W warszawskiej Galerii Art ZPAP (www.galeriaart.pl) coraz większym powodzeniem cieszą się abstrakcje geometryczne Małgorzaty Jastrzębskiej (ur. 1975). Obraz olejny 50 na 50 cm kosztuje 2 tys. zł. Większe kompozycje mają ceny 4 – 6 tys. zł. Wojciech Tuleya: – Obrazy Jastrzębskiej chętnie kupują obcokrajowcy, zwłaszcza Brytyjczycy. Z rozmów wynika, że kojarzą je z dorobkiem brytyjskiej awangardy lat 20. XX wieku.
Obrazy Jastrzębskiej budzą skojarzenia z twórczością klasyków światowej sztuki, np. Roberta Delaunaya. Niektóre formy przypominają kompozycje klasyka polskiej awangardy Karola Hillera. Jednak artystka wypracowała własny styl, własne zestrojenia barwne, nie ma tu ostrych kontrastów. Najczęściej powtarzającą się formą są koła. Nierzadko mamy wrażenie głębi i ruchu. Rodzimi architekci wnętrz kupują obrazy Jastrzębskiej do nowoczesnych apartamentów i biur.

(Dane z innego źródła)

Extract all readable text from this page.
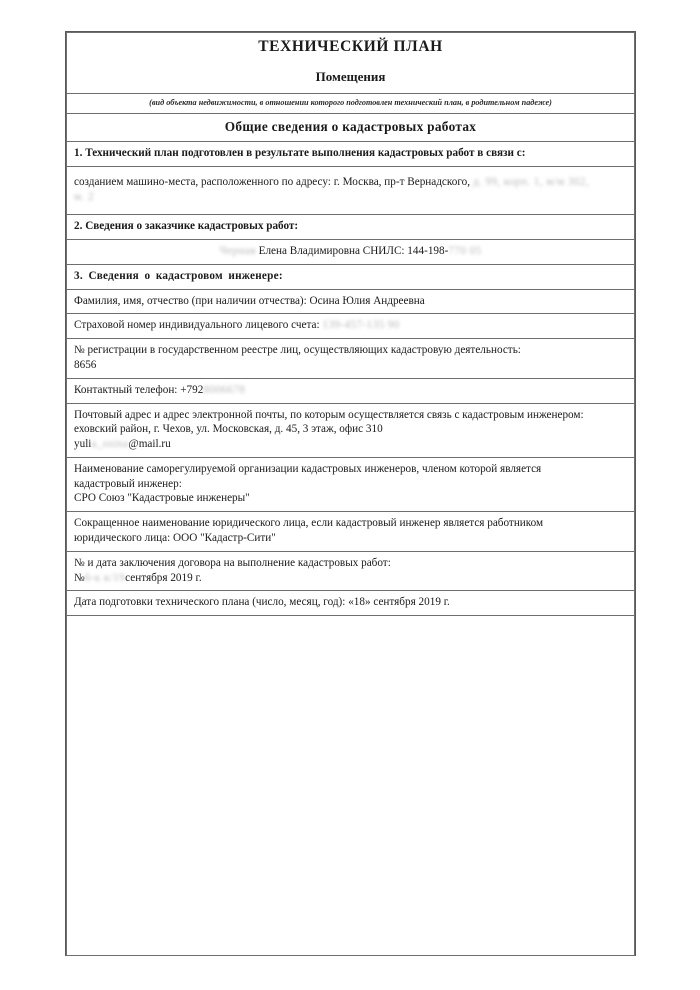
ТЕХНИЧЕСКИЙ ПЛАН
Помещения

(вид объекта недвижимости, в отношении которого подготовлен технический план, в родительном падеже)

Общие сведения о кадастровых работах

1. Технический план подготовлен в результате выполнения кадастровых работ в связи с:
созданием машино-места, расположенного по адресу: г. Москва, пр-т Вернадского, д. 99, корп. 1, м/м 302,
м. 2
2. Сведения о заказчике кадастровых работ:
Черная Елена Владимировна СНИЛС: 144-198-770 05
3. Сведения о кадастровом инженере:
Фамилия, имя, отчество (при наличии отчества): Осина Юлия Андреевна
Страховой номер индивидуального лицевого счета: 139-457-135 90
№ регистрации в государственном реестре лиц, осуществляющих кадастровую деятельность:
8656
Контактный телефон: +7928006678
Почтовый адрес и адрес электронной почты, по которым осуществляется связь с кадастровым инженером:
еховский район, г. Чехов, ул. Московская, д. 45, 3 этаж, офис 310
yulia_osina@mail.ru
Наименование саморегулируемой организации кадастровых инженеров, членом которой является
кадастровый инженер:
СРО Союз "Кадастровые инженеры"
Сокращенное наименование юридического лица, если кадастровый инженер является работником
юридического лица: ООО "Кадастр-Сити"
№ и дата заключения договора на выполнение кадастровых работ:
№6-к к/19сентября 2019 г.
Дата подготовки технического плана (число, месяц, год): «18» сентября 2019 г.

Całkiem inną ekspresję i odbiorców mają pejzaże architektoniczne Pawła Kotowicza w krakowskiej Galerii Kersten (www.kerstengallery.pl). Kotowicz, który zasłynął przede wszystkim jako portrecista, od lat uwiecznia fragmenty krakowskich zabytków. Są to żywiołowo malowane miniatury olejne (24 na 30 cm), które kosztują 3,2 tys. zł. To wyjątkowo nastrojowe obrazy. Nie ma tu fotograficznego odtworzenia realiów. Jest wrażenie, malarska interpretacja kolorów i kształtów.
Z kolei łódzki Dom Aukcyjny Rynek Sztuki (www.ryneksztuki.lodz.pl) z myślą o mniej zamożnych klientach organizuje od lat Aukcje Promocyjne Młodych Talentów, na których sprzedawane są prace absolwentów miejscowej akademii.